Hoje o conhecimento está disponível, bastando acesso à internet, curiosidade e método. O acesso à rede mundial aos poucos  se massifica. A curiosidade é morta diariamente em famílias & escolas, além de refletir idiossincrasias pessoais, tais como capacidade cognitiva, preferências ideológicas etc. Mas, apesar disso, ainda há gentes curiosas. Sempre haverá. Destarte, a falta está no método: como buscar as informações? Antigamente, o caminho era ir à biblioteca e procurar livros que estivessem na mesma seção. O truque seria saber as palavras-chave e observar livros da seção indicada. Dava trabalho, perdia-se tempo com textos ruins, mas costumava funcionar. O problema era encontrar boas bibliotecas. Agora, é internet e google na veia. Nicholas Carr é um crítico desse método. Alega que conhecer demanda reflexão e esta exige tempo. Ler várias páginas em meio físico significa ficar em algum lugar e concentrar-se na leitura. Quase o oposto das atuais googladas (que o leitor me perdoe pelo anglicismo cacofônico). Ao consultar uma sequência de hiperlinks, o leitor ganharia em velocidade e amplitude, mas perderia em profundidade. E a profundidade é fundamental para a crítica e para fazer as ligações entre assuntos, autores e épocas. Daí Carr batizar esta atual geração de leitores da internet de “superficial”.

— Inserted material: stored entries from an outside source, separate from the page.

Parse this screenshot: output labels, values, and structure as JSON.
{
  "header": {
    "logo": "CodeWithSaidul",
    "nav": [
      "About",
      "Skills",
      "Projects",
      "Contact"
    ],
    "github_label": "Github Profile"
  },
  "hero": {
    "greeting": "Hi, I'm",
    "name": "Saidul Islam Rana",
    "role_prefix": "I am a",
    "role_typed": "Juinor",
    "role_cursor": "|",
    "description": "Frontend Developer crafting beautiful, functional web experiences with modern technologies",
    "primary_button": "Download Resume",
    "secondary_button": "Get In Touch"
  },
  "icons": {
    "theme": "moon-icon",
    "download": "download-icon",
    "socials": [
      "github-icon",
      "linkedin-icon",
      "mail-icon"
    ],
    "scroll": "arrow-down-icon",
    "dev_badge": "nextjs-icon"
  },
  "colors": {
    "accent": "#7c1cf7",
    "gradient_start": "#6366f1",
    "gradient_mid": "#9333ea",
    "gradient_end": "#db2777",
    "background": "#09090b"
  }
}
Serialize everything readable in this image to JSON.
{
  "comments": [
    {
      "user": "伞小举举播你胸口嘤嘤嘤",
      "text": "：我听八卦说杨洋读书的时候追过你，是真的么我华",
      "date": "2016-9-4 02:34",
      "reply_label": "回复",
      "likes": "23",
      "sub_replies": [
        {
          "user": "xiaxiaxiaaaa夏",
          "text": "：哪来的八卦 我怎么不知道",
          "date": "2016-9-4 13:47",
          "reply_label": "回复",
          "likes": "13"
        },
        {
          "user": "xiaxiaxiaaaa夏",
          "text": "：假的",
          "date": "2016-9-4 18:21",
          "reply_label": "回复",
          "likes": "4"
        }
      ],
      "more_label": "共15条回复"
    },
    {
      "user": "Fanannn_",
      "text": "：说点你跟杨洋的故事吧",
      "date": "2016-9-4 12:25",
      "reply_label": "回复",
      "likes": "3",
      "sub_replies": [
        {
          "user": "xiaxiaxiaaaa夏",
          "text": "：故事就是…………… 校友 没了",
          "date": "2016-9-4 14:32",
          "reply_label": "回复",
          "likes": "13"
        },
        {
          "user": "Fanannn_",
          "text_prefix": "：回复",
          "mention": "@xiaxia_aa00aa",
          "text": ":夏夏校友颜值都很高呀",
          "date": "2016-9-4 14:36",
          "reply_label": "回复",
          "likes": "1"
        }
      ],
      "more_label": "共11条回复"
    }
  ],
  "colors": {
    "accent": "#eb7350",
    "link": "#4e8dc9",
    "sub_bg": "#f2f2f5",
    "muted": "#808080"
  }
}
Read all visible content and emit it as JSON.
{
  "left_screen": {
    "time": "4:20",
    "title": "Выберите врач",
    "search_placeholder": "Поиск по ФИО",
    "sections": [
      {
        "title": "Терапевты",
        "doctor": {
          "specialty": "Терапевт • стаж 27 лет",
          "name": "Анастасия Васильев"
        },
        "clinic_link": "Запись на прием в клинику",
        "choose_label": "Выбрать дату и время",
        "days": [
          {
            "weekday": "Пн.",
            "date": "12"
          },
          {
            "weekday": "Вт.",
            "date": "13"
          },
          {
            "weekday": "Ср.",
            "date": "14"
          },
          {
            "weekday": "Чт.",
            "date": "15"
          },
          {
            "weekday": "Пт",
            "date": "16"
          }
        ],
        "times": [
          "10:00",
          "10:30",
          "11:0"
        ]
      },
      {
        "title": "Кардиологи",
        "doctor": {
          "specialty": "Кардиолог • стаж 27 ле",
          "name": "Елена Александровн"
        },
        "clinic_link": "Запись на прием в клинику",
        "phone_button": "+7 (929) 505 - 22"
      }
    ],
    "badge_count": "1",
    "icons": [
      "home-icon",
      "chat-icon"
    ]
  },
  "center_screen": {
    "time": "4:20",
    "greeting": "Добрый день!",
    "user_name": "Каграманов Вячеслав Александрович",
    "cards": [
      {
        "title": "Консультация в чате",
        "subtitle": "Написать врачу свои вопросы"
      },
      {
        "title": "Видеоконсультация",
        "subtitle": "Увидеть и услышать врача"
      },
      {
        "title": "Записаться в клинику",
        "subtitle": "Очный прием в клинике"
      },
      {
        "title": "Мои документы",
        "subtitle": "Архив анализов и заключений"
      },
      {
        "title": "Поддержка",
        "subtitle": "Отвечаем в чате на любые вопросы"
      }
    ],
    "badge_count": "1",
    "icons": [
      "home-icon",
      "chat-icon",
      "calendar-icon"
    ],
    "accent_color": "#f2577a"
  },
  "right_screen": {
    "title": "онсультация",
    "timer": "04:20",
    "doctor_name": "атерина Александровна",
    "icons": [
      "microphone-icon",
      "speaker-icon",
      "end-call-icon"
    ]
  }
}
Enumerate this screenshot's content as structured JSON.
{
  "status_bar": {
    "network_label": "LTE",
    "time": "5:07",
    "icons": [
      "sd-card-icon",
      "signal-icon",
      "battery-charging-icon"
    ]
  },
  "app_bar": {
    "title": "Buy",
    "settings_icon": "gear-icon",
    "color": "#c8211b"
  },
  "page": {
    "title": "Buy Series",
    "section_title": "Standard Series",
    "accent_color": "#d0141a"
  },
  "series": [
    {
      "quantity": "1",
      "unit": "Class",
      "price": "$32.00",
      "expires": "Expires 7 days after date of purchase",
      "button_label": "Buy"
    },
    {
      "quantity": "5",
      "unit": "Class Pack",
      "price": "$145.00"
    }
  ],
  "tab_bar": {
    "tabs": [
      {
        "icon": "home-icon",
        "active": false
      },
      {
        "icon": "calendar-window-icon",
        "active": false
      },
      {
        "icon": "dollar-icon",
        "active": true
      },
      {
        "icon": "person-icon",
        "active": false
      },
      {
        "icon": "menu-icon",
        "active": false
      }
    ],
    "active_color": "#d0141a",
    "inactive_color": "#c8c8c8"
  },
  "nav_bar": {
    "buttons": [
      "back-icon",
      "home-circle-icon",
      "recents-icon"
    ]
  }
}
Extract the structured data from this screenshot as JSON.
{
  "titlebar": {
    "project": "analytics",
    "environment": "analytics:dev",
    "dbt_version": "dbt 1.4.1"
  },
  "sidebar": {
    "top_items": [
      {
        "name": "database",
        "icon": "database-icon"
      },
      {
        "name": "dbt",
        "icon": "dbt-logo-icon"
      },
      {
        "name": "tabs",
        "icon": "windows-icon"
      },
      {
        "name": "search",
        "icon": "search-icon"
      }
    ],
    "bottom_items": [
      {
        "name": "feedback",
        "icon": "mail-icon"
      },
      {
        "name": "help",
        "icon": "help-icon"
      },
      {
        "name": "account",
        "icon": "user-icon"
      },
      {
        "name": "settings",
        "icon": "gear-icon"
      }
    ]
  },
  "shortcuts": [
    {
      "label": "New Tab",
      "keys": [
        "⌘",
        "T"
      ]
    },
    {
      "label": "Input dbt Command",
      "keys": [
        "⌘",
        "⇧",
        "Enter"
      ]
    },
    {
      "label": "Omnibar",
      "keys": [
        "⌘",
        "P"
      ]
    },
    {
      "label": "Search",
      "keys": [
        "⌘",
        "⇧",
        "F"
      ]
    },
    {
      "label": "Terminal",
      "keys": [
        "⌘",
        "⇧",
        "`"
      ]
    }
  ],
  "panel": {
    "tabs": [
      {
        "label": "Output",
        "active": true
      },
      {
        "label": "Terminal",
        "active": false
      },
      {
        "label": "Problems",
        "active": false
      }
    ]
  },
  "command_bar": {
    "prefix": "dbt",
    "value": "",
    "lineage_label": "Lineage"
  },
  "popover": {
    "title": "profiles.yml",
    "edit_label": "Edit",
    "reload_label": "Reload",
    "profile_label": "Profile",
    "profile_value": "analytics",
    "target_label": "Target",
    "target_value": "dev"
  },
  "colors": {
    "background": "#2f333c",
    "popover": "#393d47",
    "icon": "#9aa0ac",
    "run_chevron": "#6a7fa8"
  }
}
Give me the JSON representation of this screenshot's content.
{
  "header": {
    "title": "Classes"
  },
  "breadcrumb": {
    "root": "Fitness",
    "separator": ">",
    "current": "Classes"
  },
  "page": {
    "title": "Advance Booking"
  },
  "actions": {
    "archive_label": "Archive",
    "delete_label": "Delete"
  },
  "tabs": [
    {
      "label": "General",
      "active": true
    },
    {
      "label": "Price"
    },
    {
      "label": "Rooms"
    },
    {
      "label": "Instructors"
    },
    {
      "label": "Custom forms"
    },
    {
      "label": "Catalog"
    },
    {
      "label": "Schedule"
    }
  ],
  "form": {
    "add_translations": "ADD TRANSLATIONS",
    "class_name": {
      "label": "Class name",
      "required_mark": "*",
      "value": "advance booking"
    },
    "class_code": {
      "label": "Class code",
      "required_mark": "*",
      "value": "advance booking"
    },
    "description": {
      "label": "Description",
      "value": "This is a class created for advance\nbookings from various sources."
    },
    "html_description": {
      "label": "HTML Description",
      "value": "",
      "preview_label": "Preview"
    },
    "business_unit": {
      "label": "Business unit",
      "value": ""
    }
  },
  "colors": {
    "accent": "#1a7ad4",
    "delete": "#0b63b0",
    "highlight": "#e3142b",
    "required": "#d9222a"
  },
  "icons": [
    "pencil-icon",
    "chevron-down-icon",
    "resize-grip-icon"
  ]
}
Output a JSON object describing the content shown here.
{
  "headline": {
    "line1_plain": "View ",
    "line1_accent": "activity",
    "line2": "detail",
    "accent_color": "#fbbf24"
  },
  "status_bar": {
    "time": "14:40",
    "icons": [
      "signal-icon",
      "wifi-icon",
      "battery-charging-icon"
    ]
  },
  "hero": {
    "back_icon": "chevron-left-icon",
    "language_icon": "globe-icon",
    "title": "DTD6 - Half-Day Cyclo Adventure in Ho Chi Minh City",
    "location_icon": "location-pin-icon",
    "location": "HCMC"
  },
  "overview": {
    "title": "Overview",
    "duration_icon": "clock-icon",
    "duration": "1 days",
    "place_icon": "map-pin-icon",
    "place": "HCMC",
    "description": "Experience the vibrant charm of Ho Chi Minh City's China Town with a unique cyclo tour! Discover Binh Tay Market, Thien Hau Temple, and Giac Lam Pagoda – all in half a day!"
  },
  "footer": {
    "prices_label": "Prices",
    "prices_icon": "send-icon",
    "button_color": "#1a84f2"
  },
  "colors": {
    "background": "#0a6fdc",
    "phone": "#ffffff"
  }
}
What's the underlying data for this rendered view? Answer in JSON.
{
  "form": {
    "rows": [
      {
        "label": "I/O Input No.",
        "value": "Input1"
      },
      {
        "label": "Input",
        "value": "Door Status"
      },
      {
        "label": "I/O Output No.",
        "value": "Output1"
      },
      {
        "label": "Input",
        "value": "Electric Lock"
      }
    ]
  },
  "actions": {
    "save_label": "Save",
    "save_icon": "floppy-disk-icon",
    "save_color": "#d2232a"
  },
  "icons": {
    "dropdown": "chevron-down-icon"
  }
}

Eu não tenho o pessimismo de Carr, até por dever de ofício. Ao contrário do que se imagina, poucas profissões têm tanta fé na humanidade como a de economista, independentemente da sua vertente ou preferência ideológica. Quando tudo o mais falhar, os economistas acreditamos que a humanidade desenvolverá teorias & tecnologias para resolver os problemas. A má fama que nos acompanha é a consciência de que há um custo para resolver problemas. Quer dizer, a solução tem preço, com o quê a maioria dos economistas concordamos. Daí a famosa frase de Milton Friedman: “não há almoço grátis”.  Quem pagaria a solução envolve escolhas morais & políticas. Desconfie sempre do economista que alega poder escolher os pagadores apenas por “meios técnicos”. O pior alienado é o que não quer ver.

Além disso, e este ponto é fundamental, desde Robert Merton (o sociólogo pai do nobelizado economista) sabemos que o simples fato de fazer a profecia afeta o futuro, porque providências podem ser tomadas para evitar o resultado previsto (no caso de epidemias, p.ex.) ou porque geram forças sociais a favor e contra o resultado previsto (a ascensão do comunismo, o fim da democracia etc.). Daí o futuro ser incerto (a maioria das previsões usa modelos que assumem o futuro como algo próximo da média do que teria sido o passado). Portanto, não sabemos se o futuro será de iliteratos.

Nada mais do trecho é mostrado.